LAist: How did Nib Geebles come to be? 

Henderson: A lot of people have a silly side and a rational side. Mine has a name. I've fed that character, that persona or alter ego.

My other name, Gordon Henderson, that part of me goes to work and makes sure that I pay the LADWP bill and does all the kinds of polite things. Then the other side, which is less polite — but more free — that side is sort of contained.

What’s the theme of your latest show, “Parade of Mortals”? 

I knew it was going to be a tie-in to the 40-year calendar retrospective, but then different things happened. One was losing my mom in December, and then the fires happened in January. Also this year has been a terrible year of dread for so many people.

Art making has always been a way that I have kept dread at bay. It gives you balance. You put artwork into the world, and that gives people pleasure and it helps them relax.

So I was thinking about all the different artwork I had done that deals specifically with handling crisis. So that's predominantly what I chose to hang in this show is work that confronts crisis.

How did you start making art?

 I didn't really officially declare myself as an artist until I was 16. I was at a religious school, a Quaker school, and I wasn't thriving in that environment. But I did like the Bible class and I liked the Bible teacher who was a guy who I considered a mystic, and his name was Bill.

Bill told us that he told the class that one of his former students had rewritten the Bible and Bill had read the Bible and thought it was terrible.

And I was kind of inspired by that. Not so much that he had rewritten the Bible but that he had taken on this thing that was way bigger than he was, and he'd failed miserably at it.

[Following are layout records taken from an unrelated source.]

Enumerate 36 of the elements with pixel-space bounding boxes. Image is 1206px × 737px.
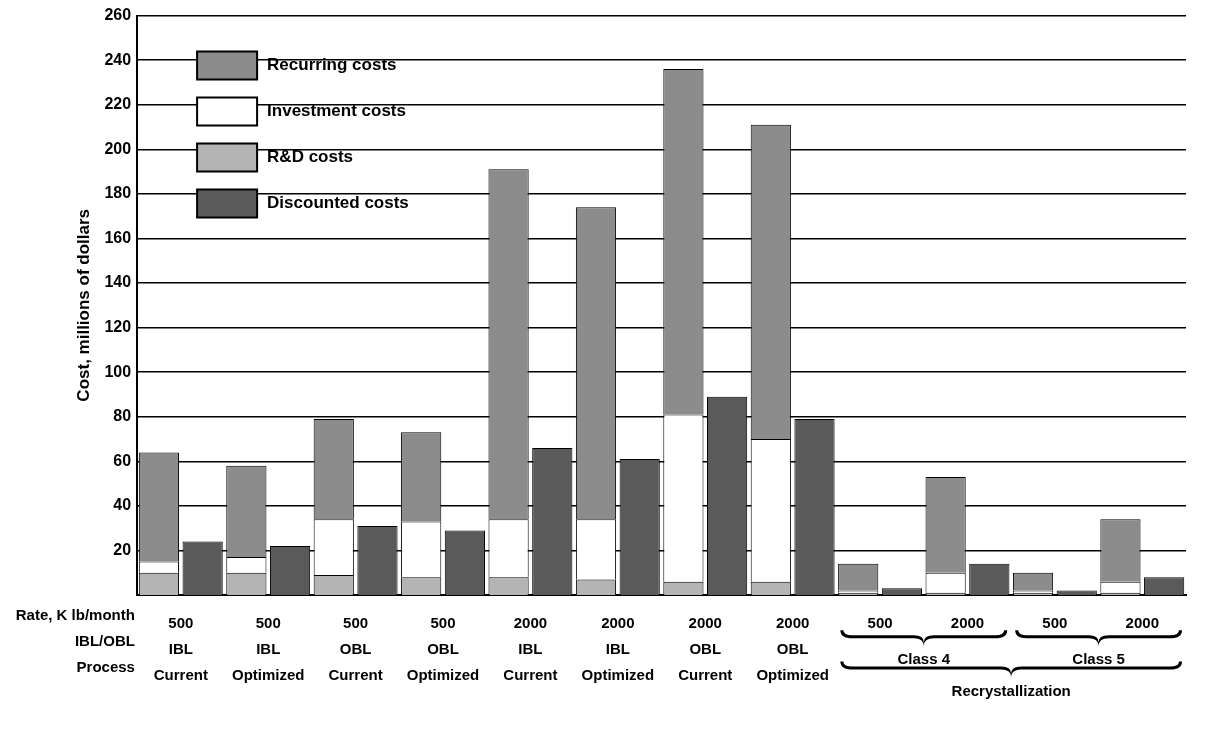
text: Recrystallization <box>951 681 1071 699</box>
x-tick-label: 2000 <box>1125 614 1159 632</box>
x-tick-label: 2000 <box>950 614 985 632</box>
legend-label: Recurring costs <box>267 55 397 75</box>
y-tick-label: 20 <box>113 540 132 558</box>
text: Class 5 <box>1072 650 1125 668</box>
x-tick-label: 500 <box>1042 614 1068 632</box>
x-tick-label: 2000 OBL Optimized <box>756 614 829 684</box>
x-tick-label: 2000 IBL Optimized <box>581 614 655 684</box>
y-tick-label: 240 <box>104 50 132 68</box>
x-tick-label: 500 OBL Optimized <box>406 614 480 684</box>
y-tick-label: 100 <box>104 362 132 380</box>
x-tick-label: 500 IBL Current <box>153 614 208 684</box>
legend-label: R&D costs <box>267 147 354 167</box>
x-tick-label: 2000 IBL Current <box>503 614 558 684</box>
y-tick-label: 180 <box>104 184 132 202</box>
x-tick-label: 2000 OBL Current <box>678 614 733 684</box>
y-tick-label: 200 <box>104 139 132 157</box>
y-axis-title: Cost, millions of dollars <box>73 208 93 402</box>
y-tick-label: 140 <box>104 273 132 291</box>
text: Rate, K lb/month <box>15 606 135 624</box>
y-tick-label: 60 <box>113 451 132 469</box>
text: Process <box>76 658 135 676</box>
y-tick-label: 220 <box>104 95 132 113</box>
x-tick-label: 500 <box>867 614 893 632</box>
legend-label: Investment costs <box>267 101 406 121</box>
y-tick-label: 40 <box>113 496 132 514</box>
y-tick-label: 120 <box>104 317 132 335</box>
text: IBL/OBL <box>74 632 135 650</box>
legend-label: Discounted costs <box>267 193 409 213</box>
y-tick-label: 260 <box>104 6 132 24</box>
x-tick-label: 500 IBL Optimized <box>231 614 305 684</box>
y-tick-label: 160 <box>104 228 132 246</box>
text: Class 4 <box>897 650 951 668</box>
x-tick-label: 500 OBL Current <box>328 614 383 684</box>
y-tick-label: 80 <box>113 407 132 425</box>
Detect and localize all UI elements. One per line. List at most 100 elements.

It’s like Dante. I liked that idea. So I thought, ‘Well, I could do that, and it would be even worse.’

What I realized is this was a really good fit to write in journals and draw and create my own reality. And I'm really still continuing on that mission. I needed a mission and that was my mission.

You’ve said that as a teenager you smoked a lot of pot and felt like a “young person adrift.” 

 I was a teenage wise guy. I'd always been a misfit. I was always like 2 to 12 inches taller than every other kid that was around.

I always sort of stuck out.

 I was a young person adrift, and there are a lot of young people adrift right now, and they don't have something that they can really hold onto.

I'm a mature person now and I have lived a sober life. I'm really happy with that because I was able to have a family and a really good job and career. What made that possible was that I made that decision to make artwork and that imagination was gonna set me free.